Segundo Johnson, Reino Unido, França e Itália conseguiram evitar, até agora, a escassez de combustível barato por causa do fornecimento de petróleo retirado das reservas estratégicas dos Estados Unidos.
O analista afirmou, no entanto, que essa situação não deve se prolongar. Ele observou que o presidente estadunidense, Donald Trump, disse que uma crise em grande escala poderá começar em quatro semanas.
“Com o fechamento do estreito de Ormuz e os ataques ao Kuwait, à Arábia Saudita, ao Catar e aos Emirados Árabes Unidos, mais de 20% do petróleo saiu do mercado, e essa perda não foi compensada em quatro meses. Portanto, uma crise se aproxima. Quando ela atingir a Europa, acredito que o continente terá outras preocupações além de continuar os ataques contra a Rússia”, declarou.

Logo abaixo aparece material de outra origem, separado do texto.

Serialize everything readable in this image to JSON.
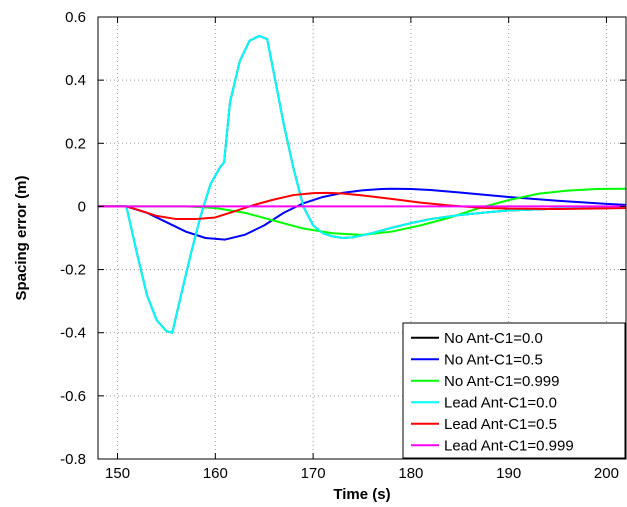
{
  "chart_data": {
    "type": "line",
    "title": "",
    "xlabel": "Time (s)",
    "ylabel": "Spacing error (m)",
    "xlim": [
      148,
      202
    ],
    "ylim": [
      -0.8,
      0.6
    ],
    "xticks": [
      150,
      160,
      170,
      180,
      190,
      200
    ],
    "yticks": [
      -0.8,
      -0.6,
      -0.4,
      -0.2,
      0,
      0.2,
      0.4,
      0.6
    ],
    "xtick_labels": [
      "150",
      "160",
      "170",
      "180",
      "190",
      "200"
    ],
    "ytick_labels": [
      "-0.8",
      "-0.6",
      "-0.4",
      "-0.2",
      "0",
      "0.2",
      "0.4",
      "0.6"
    ],
    "grid": true,
    "legend_position": "bottom-right",
    "series": [
      {
        "name": "No Ant-C1=0.0",
        "color": "#000000",
        "x": [
          148,
          150.9,
          152,
          153,
          154,
          155,
          155.6,
          156.5,
          157.5,
          158.5,
          159.5,
          160.5,
          160.9,
          161.5,
          162.5,
          163.5,
          164.5,
          165.3,
          166,
          167,
          168,
          169,
          170,
          171,
          172,
          173,
          174,
          176,
          178,
          180,
          182,
          185,
          188,
          190,
          195,
          200,
          202
        ],
        "y": [
          0,
          0,
          -0.15,
          -0.28,
          -0.36,
          -0.395,
          -0.4,
          -0.28,
          -0.15,
          -0.03,
          0.07,
          0.125,
          0.14,
          0.33,
          0.46,
          0.525,
          0.54,
          0.53,
          0.42,
          0.26,
          0.12,
          0.0,
          -0.06,
          -0.085,
          -0.095,
          -0.1,
          -0.098,
          -0.085,
          -0.068,
          -0.053,
          -0.04,
          -0.027,
          -0.018,
          -0.013,
          -0.007,
          -0.004,
          -0.003
        ]
      },
      {
        "name": "No Ant-C1=0.5",
        "color": "#0000ff",
        "x": [
          148,
          150.9,
          153,
          155,
          157,
          159,
          161,
          163,
          165,
          167,
          169,
          171,
          173,
          175,
          177,
          178,
          180,
          182,
          185,
          190,
          195,
          200,
          202
        ],
        "y": [
          0,
          0,
          -0.02,
          -0.05,
          -0.08,
          -0.1,
          -0.105,
          -0.09,
          -0.06,
          -0.02,
          0.01,
          0.03,
          0.043,
          0.051,
          0.055,
          0.056,
          0.055,
          0.052,
          0.044,
          0.03,
          0.018,
          0.008,
          0.005
        ]
      },
      {
        "name": "No Ant-C1=0.999",
        "color": "#00ff00",
        "x": [
          148,
          157,
          160,
          163,
          166,
          169,
          172,
          175,
          178,
          181,
          184,
          187,
          190,
          193,
          196,
          199,
          202
        ],
        "y": [
          0,
          0,
          -0.005,
          -0.02,
          -0.045,
          -0.07,
          -0.085,
          -0.09,
          -0.08,
          -0.06,
          -0.035,
          -0.005,
          0.02,
          0.04,
          0.05,
          0.055,
          0.056
        ]
      },
      {
        "name": "Lead Ant-C1=0.0",
        "color": "#00ffff",
        "x": [
          148,
          150.9,
          152,
          153,
          154,
          155,
          155.6,
          156.5,
          157.5,
          158.5,
          159.5,
          160.5,
          160.9,
          161.5,
          162.5,
          163.5,
          164.5,
          165.3,
          166,
          167,
          168,
          169,
          170,
          171,
          172,
          173,
          174,
          176,
          178,
          180,
          182,
          185,
          188,
          190,
          195,
          200,
          202
        ],
        "y": [
          0,
          0,
          -0.15,
          -0.28,
          -0.36,
          -0.395,
          -0.4,
          -0.28,
          -0.15,
          -0.03,
          0.07,
          0.125,
          0.14,
          0.33,
          0.46,
          0.525,
          0.54,
          0.53,
          0.42,
          0.26,
          0.12,
          0.0,
          -0.06,
          -0.085,
          -0.095,
          -0.1,
          -0.098,
          -0.085,
          -0.068,
          -0.053,
          -0.04,
          -0.027,
          -0.018,
          -0.013,
          -0.007,
          -0.004,
          -0.003
        ]
      },
      {
        "name": "Lead Ant-C1=0.5",
        "color": "#ff0000",
        "x": [
          148,
          150.9,
          152,
          154,
          156,
          158,
          160,
          162,
          164,
          166,
          168,
          170,
          171.5,
          173,
          175,
          178,
          181,
          184,
          187,
          190,
          195,
          200,
          202
        ],
        "y": [
          0,
          0,
          -0.01,
          -0.03,
          -0.04,
          -0.04,
          -0.035,
          -0.015,
          0.005,
          0.022,
          0.036,
          0.042,
          0.043,
          0.041,
          0.035,
          0.024,
          0.012,
          0.003,
          -0.004,
          -0.007,
          -0.008,
          -0.006,
          -0.005
        ]
      },
      {
        "name": "Lead Ant-C1=0.999",
        "color": "#ff00ff",
        "x": [
          148,
          202
        ],
        "y": [
          0,
          0
        ]
      }
    ]
  }
}
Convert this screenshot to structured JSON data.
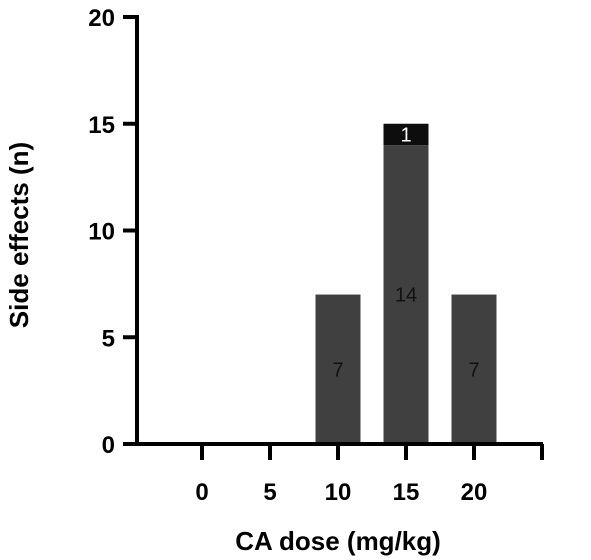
{
  "chart_data": {
    "type": "bar",
    "stacked": true,
    "title": "",
    "xlabel": "CA dose (mg/kg)",
    "ylabel": "Side effects (n)",
    "categories": [
      "0",
      "5",
      "10",
      "15",
      "20",
      ""
    ],
    "ylim": [
      0,
      20
    ],
    "yticks": [
      "0",
      "5",
      "10",
      "15",
      "20"
    ],
    "grid": false,
    "legend": "none",
    "series": [
      {
        "color": "#404040",
        "label_color": "#111111",
        "values": [
          0,
          0,
          7,
          14,
          7,
          0
        ],
        "labels": [
          "",
          "",
          "7",
          "14",
          "7",
          ""
        ]
      },
      {
        "color": "#0d0d0d",
        "label_color": "#ffffff",
        "values": [
          0,
          0,
          0,
          1,
          0,
          0
        ],
        "labels": [
          "",
          "",
          "",
          "1",
          "",
          ""
        ]
      }
    ]
  }
}
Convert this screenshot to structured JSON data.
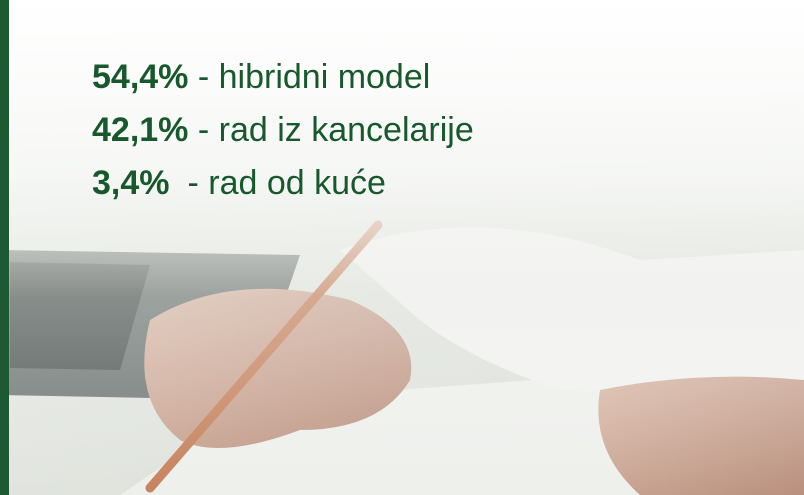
{
  "items": [
    {
      "value": "54,4%",
      "label": "- hibridni model"
    },
    {
      "value": "42,1%",
      "label": "- rad iz kancelarije"
    },
    {
      "value": "3,4%",
      "label": "- rad od kuće"
    }
  ]
}
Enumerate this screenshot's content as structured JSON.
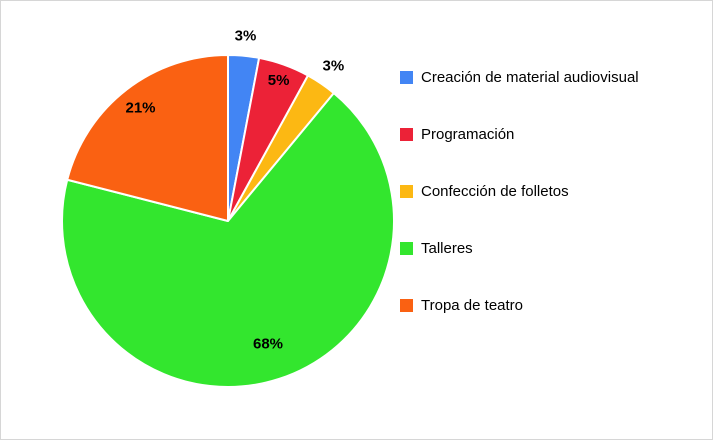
{
  "chart_data": {
    "type": "pie",
    "title": "",
    "unit": "%",
    "legend_position": "right",
    "start_angle_deg": 0,
    "direction": "clockwise",
    "slices": [
      {
        "label": "Creación de material audiovisual",
        "value": 3,
        "display": "3%",
        "color": "#4285F4"
      },
      {
        "label": "Programación",
        "value": 5,
        "display": "5%",
        "color": "#EC2237"
      },
      {
        "label": "Confección de folletos",
        "value": 3,
        "display": "3%",
        "color": "#FCB813"
      },
      {
        "label": "Talleres",
        "value": 68,
        "display": "68%",
        "color": "#33E62E"
      },
      {
        "label": "Tropa de teatro",
        "value": 21,
        "display": "21%",
        "color": "#FA6112"
      }
    ]
  }
}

Nesse cenário, Johnson avaliou que a crise energética pode levar países europeus a restabelecer relações comerciais com a Rússia.
De acordo com o especialista, a Rússia seria o único país capaz de fornecer petróleo e gás aos europeus nessa situação, e manter ataques contra Moscou seria, em sua avaliação, uma medida sem sentido.
Anteriormente, o presidente russo, Vladimir Putin, havia afirmado que a política de contenção e enfraquecimento da Rússia é uma estratégia de longo prazo de seus adversários. Ele também disse que as sanções provocaram forte impacto em toda a economia mundial.
Segundo Putin, o principal objetivo dos responsáveis pelas medidas contra Moscou é piorar a vida de milhões de pessoas. No próprio Ocidente, conforme o texto original, já foram registradas opiniões de que as medidas restritivas são ineficazes.